Needless to say, he was condemned for his callousness across the media. He later made a kind of non-apology apology for his comments and decided to not cut staff benefits at AOL after all.

What's interesting to me here is how Armstrong's comments reflect a common prejudice among business owners and bosses that I have encountered. When thinking about expensive staff benefits, the first thing that he chose to highlight was 'high-risk pregnancy' and 'distressed babies'. Would he have dared to mention the high cost of treating a staff member's multiple sclerosis or kidney transplant? Would he have dared to point out the high cost of remodeling an office to accommodate a staff member in a wheelchair? 

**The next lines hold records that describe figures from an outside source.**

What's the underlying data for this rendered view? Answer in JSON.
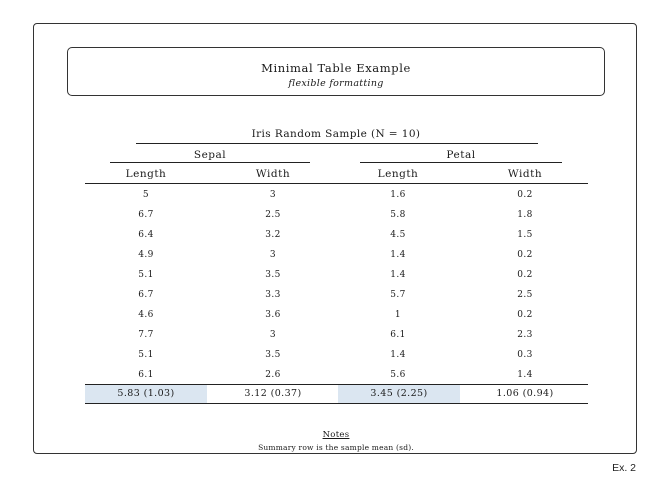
{
  "header": {
    "title": "Minimal Table Example",
    "subtitle": "flexible formatting"
  },
  "table": {
    "caption": "Iris Random Sample (N = 10)",
    "groups": [
      "Sepal",
      "Petal"
    ],
    "columns": [
      "Length",
      "Width",
      "Length",
      "Width"
    ],
    "rows": [
      [
        "5",
        "3",
        "1.6",
        "0.2"
      ],
      [
        "6.7",
        "2.5",
        "5.8",
        "1.8"
      ],
      [
        "6.4",
        "3.2",
        "4.5",
        "1.5"
      ],
      [
        "4.9",
        "3",
        "1.4",
        "0.2"
      ],
      [
        "5.1",
        "3.5",
        "1.4",
        "0.2"
      ],
      [
        "6.7",
        "3.3",
        "5.7",
        "2.5"
      ],
      [
        "4.6",
        "3.6",
        "1",
        "0.2"
      ],
      [
        "7.7",
        "3",
        "6.1",
        "2.3"
      ],
      [
        "5.1",
        "3.5",
        "1.4",
        "0.3"
      ],
      [
        "6.1",
        "2.6",
        "5.6",
        "1.4"
      ]
    ],
    "summary": [
      "5.83 (1.03)",
      "3.12 (0.37)",
      "3.45 (2.25)",
      "1.06 (0.94)"
    ],
    "summary_highlight_color": "#dbe6f1"
  },
  "notes": {
    "title": "Notes",
    "text": "Summary row is the sample mean (sd)."
  },
  "footer": {
    "label": "Ex. 2"
  }
}
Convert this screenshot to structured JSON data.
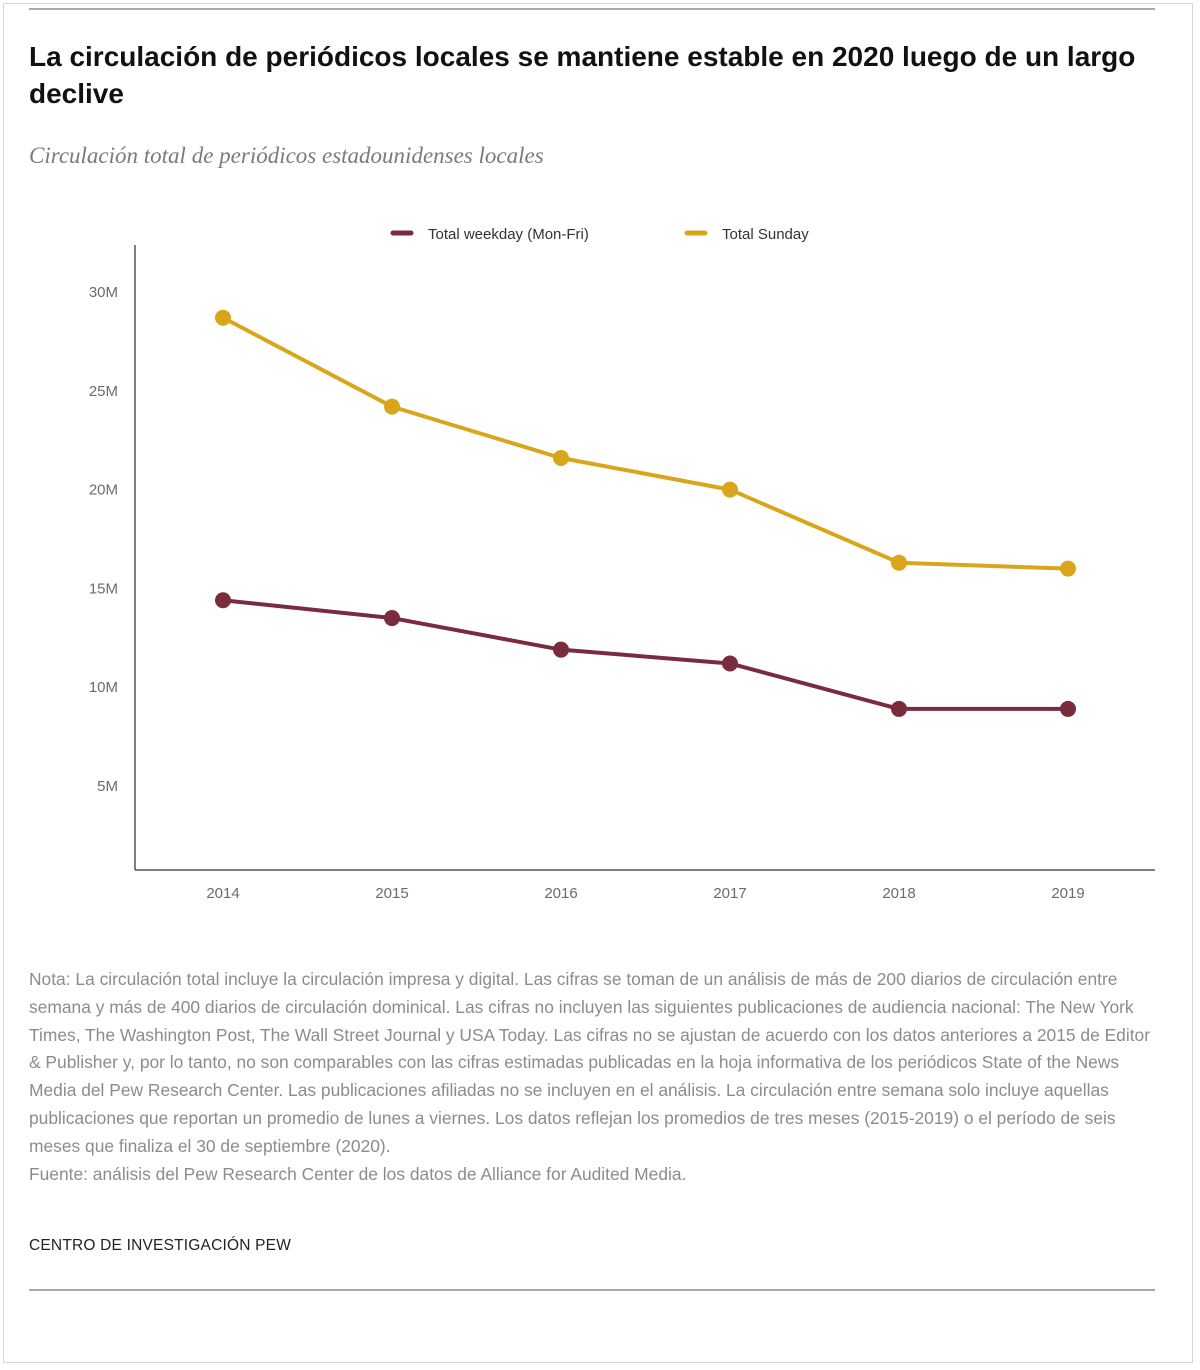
{
  "header": {
    "title": "La circulación de periódicos locales se mantiene estable en 2020 luego de un largo declive",
    "subtitle": "Circulación total de periódicos estadounidenses locales"
  },
  "chart_data": {
    "type": "line",
    "categories": [
      "2014",
      "2015",
      "2016",
      "2017",
      "2018",
      "2019"
    ],
    "series": [
      {
        "name": "Total weekday (Mon-Fri)",
        "color": "#7a2b3d",
        "values": [
          14.4,
          13.5,
          11.9,
          11.2,
          8.9,
          8.9
        ]
      },
      {
        "name": "Total Sunday",
        "color": "#d9a51a",
        "values": [
          28.7,
          24.2,
          21.6,
          20.0,
          16.3,
          16.0
        ]
      }
    ],
    "y_ticks": [
      {
        "value": 5,
        "label": "5M"
      },
      {
        "value": 10,
        "label": "10M"
      },
      {
        "value": 15,
        "label": "15M"
      },
      {
        "value": 20,
        "label": "20M"
      },
      {
        "value": 25,
        "label": "25M"
      },
      {
        "value": 30,
        "label": "30M"
      }
    ],
    "ylim": [
      0,
      32
    ],
    "grid": false,
    "legend_position": "top-center"
  },
  "notes": {
    "nota": "Nota: La circulación total incluye la circulación impresa y digital. Las cifras se toman de un análisis de más de 200 diarios de circulación entre semana y más de 400 diarios de circulación dominical. Las cifras no incluyen las siguientes publicaciones de audiencia nacional: The New York Times, The Washington Post, The Wall Street Journal y USA Today. Las cifras no se ajustan de acuerdo con los datos anteriores a 2015 de Editor & Publisher y, por lo tanto, no son comparables con las cifras estimadas publicadas en la hoja informativa de los periódicos State of the News Media del Pew Research Center. Las publicaciones afiliadas no se incluyen en el análisis. La circulación entre semana solo incluye aquellas publicaciones que reportan un promedio de lunes a viernes. Los datos reflejan los promedios de tres meses (2015-2019) o el período de seis meses que finaliza el 30 de septiembre (2020).",
    "fuente": "Fuente: análisis del Pew Research Center de los datos de Alliance for Audited Media."
  },
  "footer": {
    "credit": "CENTRO DE INVESTIGACIÓN PEW"
  }
}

This is a growing trend now in business that portrays women and their 'choices' (that they make in a vacuum without their partners, it seems) as high-cost and burdensome. From Fox News anchors lamenting that women take up too much of their 'fair share' of healthcare to businesses panicking about the prospect of a federally mandated paid family leave, employers are encouraged to view women as particularly high-cost and troublesome employees.

This kind of mindset has real-world consequences. Slate journalist, Dana Goldstein, uncovered a story relating to Armstrong's time at Google when a senior salesperson was demoted as a result of complications arising from her 'high-risk pregnancy' (that dreaded burden on corporate America!).  Her pregnancy did not actually impact on her job apart from an inability to travel for a few months but it seems as though Armstrong panicked at the mere mention of a staff member's high-risk pregnancy and took drastic measures. She took a case against Google for pregnancy discrimination that was settled in arbitration. 

Preconceptions about women, pregnancy, and childcare commitments are what lead to employers shunning women of child-bearing age. When businesses want to complain about the burden of administration or healthcare, it's always women-specific benefits that are wheeled out as an example of burdensome spending.

Of all the benefits that corporations offer to their staff, those relating to the cost of childbearing and child-rearing seem the most resented. And yet while few of us in life will experience serious disability or illness that affects our ability to work, over 80% of Americans are parents. 

There is a subtle sexism in play here. While anyone can get cancer or be in a car accident, only women get pregnant and bear children. By highlighting this kind of female-specific cost, as Armstrong did, CEOs seem to believe they can divide and conquer their employees.

Yet the woman in question, as she explains in this article, was not actually an AOL employee. The health benefit came via her husband who was employed as an editor by AOL. So despite all the talk about the burden of female employees, businessmen would do well to remember that whenever they discriminate against a woman who is bearing a child, that child has a father. 

Fathers care just as much about the well-being of their children as mothers and a callous attitude from CEOs affects them as much as it affects women. If I were a man, I would not want to work for a company that talks about a 'distressed baby' as a cost to their bottom line. Again, more than 80% of us are parents. 

Balancing employee benefits and company profits is a reasonable thing for a corporate CEO to want to do. Trying to pin the blame for excessive costs of those benefits on women and babies is not the way to do it, however.